Chances are the website is also hosted on the botnet, thousands of times over, across possibly as many domains and sub-domains. The spammers can then use Fast Flux DNS [wikipedia.org] to cycle between random selections of hosts every few minutes or so. That means you need to take out the C&C servers to take down the website(s) as well, and even then there's no reason that the bots could not keep on operating in autopilot while the operators try to regain control.

Realistically, there is only one way to stop spam and that's to disrupt the money flow between the people that buy products from spam and the spammers to such an extent that it is no longer profitable. That's certainly not going to be easy, but for all its faults SOPA would have provided some of the necessary muscle needed to force Mastercard and Visa to try and prevent payments to known spam operators through its provisions to block financial flow to such sites (it's potential use for preventing sales of fake Viagra is why Pfizer is on the SOPA supporter's list). Another avenue of attack is blacklisting banks that can be shown to be processing spam related payments, especially since research [arstechnica.com] has shown that there may only be a handful of banks prepared to deal with spammers in the first place.

80k sales and $6m in revenue

[Cid Highwind]

Over a 3-year period, GeRa’s advertisements and those of his referrals resulted in at least 80,000 sales of knockoff pharmaceuticals, brought SpamIt revenues of in excess of $6 million, and earned him and his pals more than $2.7 million.

...and that's why we will never be rid of spam: because at least 80,000 people are dumb enough to buy boner pills over the internet from someone who spammed their inbox with poorly-spelled sales pitches.

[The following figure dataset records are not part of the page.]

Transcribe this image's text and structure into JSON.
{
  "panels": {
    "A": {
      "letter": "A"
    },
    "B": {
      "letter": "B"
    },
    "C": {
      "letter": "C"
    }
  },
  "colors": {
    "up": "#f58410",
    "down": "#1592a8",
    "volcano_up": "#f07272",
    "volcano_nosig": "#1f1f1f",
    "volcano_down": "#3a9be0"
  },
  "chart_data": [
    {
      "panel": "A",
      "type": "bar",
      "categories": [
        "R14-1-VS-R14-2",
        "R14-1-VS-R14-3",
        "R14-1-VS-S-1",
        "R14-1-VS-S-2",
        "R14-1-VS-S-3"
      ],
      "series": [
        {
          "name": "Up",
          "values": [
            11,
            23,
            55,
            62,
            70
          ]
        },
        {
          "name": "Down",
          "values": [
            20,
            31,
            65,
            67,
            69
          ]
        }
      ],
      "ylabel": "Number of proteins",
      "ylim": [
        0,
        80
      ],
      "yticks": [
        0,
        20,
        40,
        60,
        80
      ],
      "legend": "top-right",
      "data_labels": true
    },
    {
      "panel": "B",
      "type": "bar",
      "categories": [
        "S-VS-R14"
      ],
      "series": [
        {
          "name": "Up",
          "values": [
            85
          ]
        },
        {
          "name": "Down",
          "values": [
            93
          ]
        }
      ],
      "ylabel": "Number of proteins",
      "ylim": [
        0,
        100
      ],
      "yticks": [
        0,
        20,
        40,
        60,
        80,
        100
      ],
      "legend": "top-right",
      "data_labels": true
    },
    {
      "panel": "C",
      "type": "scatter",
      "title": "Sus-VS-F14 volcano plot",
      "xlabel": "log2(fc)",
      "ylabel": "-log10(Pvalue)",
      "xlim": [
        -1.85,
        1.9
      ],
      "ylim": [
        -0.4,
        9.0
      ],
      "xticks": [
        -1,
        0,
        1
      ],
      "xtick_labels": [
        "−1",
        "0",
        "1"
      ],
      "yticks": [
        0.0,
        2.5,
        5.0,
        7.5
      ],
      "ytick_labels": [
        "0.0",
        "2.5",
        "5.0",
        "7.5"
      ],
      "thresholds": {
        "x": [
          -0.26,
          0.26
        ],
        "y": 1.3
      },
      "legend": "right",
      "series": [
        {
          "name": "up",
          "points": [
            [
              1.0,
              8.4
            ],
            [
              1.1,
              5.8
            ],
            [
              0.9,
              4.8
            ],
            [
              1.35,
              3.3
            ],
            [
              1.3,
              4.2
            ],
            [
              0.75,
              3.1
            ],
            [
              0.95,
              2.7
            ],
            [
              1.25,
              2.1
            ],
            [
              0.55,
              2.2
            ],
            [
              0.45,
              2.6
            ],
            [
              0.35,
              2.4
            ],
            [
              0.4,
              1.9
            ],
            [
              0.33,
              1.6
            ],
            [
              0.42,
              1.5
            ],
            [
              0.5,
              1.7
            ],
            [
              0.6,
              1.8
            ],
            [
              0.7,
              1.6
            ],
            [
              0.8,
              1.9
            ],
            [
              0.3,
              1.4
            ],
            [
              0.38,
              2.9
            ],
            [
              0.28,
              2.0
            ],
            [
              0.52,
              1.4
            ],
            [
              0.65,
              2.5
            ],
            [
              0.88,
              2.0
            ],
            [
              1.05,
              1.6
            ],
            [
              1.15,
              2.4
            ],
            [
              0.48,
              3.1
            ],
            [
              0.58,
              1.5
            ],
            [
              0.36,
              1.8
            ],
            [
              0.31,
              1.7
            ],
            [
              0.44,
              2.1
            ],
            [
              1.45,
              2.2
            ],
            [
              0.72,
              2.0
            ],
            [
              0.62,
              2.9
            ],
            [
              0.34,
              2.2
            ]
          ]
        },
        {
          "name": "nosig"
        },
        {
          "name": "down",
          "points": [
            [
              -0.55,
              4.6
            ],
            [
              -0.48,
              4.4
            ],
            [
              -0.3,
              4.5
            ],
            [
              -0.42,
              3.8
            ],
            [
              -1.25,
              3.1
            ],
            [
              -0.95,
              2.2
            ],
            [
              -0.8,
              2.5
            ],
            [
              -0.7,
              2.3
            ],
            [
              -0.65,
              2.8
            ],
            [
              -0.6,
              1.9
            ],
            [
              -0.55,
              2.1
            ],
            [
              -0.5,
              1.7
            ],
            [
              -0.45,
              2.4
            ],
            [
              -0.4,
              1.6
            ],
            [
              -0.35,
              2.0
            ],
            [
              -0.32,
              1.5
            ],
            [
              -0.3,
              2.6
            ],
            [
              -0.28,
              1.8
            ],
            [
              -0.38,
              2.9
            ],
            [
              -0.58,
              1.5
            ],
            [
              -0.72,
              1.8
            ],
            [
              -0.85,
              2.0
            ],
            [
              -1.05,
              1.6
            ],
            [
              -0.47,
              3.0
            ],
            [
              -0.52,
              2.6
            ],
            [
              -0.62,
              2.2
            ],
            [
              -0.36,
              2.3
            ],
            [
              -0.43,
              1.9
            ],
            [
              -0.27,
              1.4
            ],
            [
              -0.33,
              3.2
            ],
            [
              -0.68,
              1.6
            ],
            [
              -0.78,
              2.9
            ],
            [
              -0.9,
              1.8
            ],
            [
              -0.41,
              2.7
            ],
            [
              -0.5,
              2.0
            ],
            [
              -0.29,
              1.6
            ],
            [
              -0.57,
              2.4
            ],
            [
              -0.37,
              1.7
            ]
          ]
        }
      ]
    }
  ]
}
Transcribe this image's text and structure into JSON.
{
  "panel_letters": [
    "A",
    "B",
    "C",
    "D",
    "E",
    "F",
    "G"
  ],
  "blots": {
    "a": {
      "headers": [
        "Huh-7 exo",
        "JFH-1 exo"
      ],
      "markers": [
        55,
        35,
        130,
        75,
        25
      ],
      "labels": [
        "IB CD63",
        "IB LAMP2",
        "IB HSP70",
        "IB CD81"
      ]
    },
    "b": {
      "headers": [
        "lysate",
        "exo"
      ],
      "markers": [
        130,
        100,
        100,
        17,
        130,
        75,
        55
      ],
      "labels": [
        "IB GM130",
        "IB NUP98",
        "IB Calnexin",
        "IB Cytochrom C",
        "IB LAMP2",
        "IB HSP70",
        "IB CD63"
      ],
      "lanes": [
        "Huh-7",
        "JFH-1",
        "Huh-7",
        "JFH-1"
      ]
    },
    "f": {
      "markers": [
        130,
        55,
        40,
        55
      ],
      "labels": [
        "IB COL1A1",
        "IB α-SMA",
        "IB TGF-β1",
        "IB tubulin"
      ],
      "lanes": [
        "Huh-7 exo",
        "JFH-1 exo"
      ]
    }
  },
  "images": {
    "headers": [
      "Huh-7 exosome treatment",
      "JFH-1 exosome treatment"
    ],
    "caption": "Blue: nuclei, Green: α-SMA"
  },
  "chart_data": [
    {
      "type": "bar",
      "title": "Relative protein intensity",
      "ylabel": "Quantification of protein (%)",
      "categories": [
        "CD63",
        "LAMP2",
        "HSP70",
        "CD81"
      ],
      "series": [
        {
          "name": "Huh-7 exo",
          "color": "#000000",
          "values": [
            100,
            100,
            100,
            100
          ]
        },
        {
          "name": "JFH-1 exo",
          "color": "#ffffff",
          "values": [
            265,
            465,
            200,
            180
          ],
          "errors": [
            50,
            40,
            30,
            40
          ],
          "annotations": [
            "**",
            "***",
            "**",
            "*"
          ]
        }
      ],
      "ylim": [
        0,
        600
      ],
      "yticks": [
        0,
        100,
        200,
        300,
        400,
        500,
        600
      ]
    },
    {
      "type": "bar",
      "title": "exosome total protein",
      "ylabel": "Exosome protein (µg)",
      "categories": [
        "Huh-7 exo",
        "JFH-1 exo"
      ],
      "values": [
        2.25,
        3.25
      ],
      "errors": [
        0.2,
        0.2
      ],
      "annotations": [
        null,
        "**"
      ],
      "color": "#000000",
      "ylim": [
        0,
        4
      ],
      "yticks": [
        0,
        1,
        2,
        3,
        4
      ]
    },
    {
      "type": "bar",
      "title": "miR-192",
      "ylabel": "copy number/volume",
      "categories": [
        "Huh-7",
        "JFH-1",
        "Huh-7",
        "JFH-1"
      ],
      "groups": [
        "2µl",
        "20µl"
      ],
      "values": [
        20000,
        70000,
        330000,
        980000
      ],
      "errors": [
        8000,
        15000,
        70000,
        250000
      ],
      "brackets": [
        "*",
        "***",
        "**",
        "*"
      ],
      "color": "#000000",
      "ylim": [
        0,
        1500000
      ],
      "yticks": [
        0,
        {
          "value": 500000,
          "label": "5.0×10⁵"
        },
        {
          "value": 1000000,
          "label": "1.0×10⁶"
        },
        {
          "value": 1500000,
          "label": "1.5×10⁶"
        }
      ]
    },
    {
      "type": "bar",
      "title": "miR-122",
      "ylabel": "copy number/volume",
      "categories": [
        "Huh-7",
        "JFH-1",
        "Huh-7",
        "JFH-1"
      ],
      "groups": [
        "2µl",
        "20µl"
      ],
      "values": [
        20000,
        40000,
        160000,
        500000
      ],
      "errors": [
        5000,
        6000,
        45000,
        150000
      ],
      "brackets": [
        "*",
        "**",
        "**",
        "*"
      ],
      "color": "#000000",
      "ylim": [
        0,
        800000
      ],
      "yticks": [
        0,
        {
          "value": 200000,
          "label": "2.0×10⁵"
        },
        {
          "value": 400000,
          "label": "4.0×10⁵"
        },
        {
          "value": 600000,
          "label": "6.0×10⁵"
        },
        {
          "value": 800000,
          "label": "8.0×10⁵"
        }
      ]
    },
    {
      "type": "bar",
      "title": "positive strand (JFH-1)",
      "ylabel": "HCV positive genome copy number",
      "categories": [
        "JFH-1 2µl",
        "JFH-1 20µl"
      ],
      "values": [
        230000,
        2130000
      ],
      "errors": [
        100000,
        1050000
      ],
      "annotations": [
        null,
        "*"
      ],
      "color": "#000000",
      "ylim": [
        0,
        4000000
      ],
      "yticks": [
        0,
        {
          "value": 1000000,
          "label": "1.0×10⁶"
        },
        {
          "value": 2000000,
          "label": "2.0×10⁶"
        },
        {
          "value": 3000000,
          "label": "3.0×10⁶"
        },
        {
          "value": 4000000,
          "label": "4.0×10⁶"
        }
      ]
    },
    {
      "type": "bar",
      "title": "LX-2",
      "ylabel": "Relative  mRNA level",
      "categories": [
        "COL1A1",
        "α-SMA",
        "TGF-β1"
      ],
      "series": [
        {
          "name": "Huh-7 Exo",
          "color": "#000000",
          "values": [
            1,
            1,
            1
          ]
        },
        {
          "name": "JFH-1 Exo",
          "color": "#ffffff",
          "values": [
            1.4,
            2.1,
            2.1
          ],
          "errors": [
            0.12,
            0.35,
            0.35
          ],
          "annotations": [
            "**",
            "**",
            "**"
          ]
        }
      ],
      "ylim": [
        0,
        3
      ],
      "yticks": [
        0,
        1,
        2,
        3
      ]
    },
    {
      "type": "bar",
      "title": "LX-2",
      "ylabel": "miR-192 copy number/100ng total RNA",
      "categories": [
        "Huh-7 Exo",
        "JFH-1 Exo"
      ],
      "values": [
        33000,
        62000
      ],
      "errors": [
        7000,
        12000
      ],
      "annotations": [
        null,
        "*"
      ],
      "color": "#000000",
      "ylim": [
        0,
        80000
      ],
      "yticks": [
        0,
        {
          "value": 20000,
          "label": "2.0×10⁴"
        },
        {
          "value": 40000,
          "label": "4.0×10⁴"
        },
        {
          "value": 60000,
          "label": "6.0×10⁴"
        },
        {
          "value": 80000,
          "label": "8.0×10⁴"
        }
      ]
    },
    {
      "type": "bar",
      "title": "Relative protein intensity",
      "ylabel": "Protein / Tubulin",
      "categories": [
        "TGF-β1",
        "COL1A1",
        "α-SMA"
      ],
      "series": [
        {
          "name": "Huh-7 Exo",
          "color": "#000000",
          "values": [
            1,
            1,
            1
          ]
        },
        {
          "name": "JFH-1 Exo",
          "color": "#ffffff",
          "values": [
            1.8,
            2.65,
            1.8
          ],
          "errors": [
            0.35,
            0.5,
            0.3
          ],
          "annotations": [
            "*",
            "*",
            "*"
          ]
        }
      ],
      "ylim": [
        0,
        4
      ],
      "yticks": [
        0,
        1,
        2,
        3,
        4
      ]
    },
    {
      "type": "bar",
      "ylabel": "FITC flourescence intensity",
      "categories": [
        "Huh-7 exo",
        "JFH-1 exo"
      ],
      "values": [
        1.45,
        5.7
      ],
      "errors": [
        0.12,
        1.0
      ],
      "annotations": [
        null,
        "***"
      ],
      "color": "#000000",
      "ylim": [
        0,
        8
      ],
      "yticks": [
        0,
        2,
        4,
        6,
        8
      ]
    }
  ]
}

How about stopping the product?

[Marrow]

If actual products are being shipped (as opposed to pure fraud), then it should be possible to trace the physical deliveries back to their source. Pharmacy products are not e-product. They are physical. So if these products are being marketed through illegal means, and are probably illegal products themselves, then why not follow them back to their source.
At the very least, the govt could make a big noise and say that goods marketed through spam are being seized enroute and people will throw their money away if they purchase them.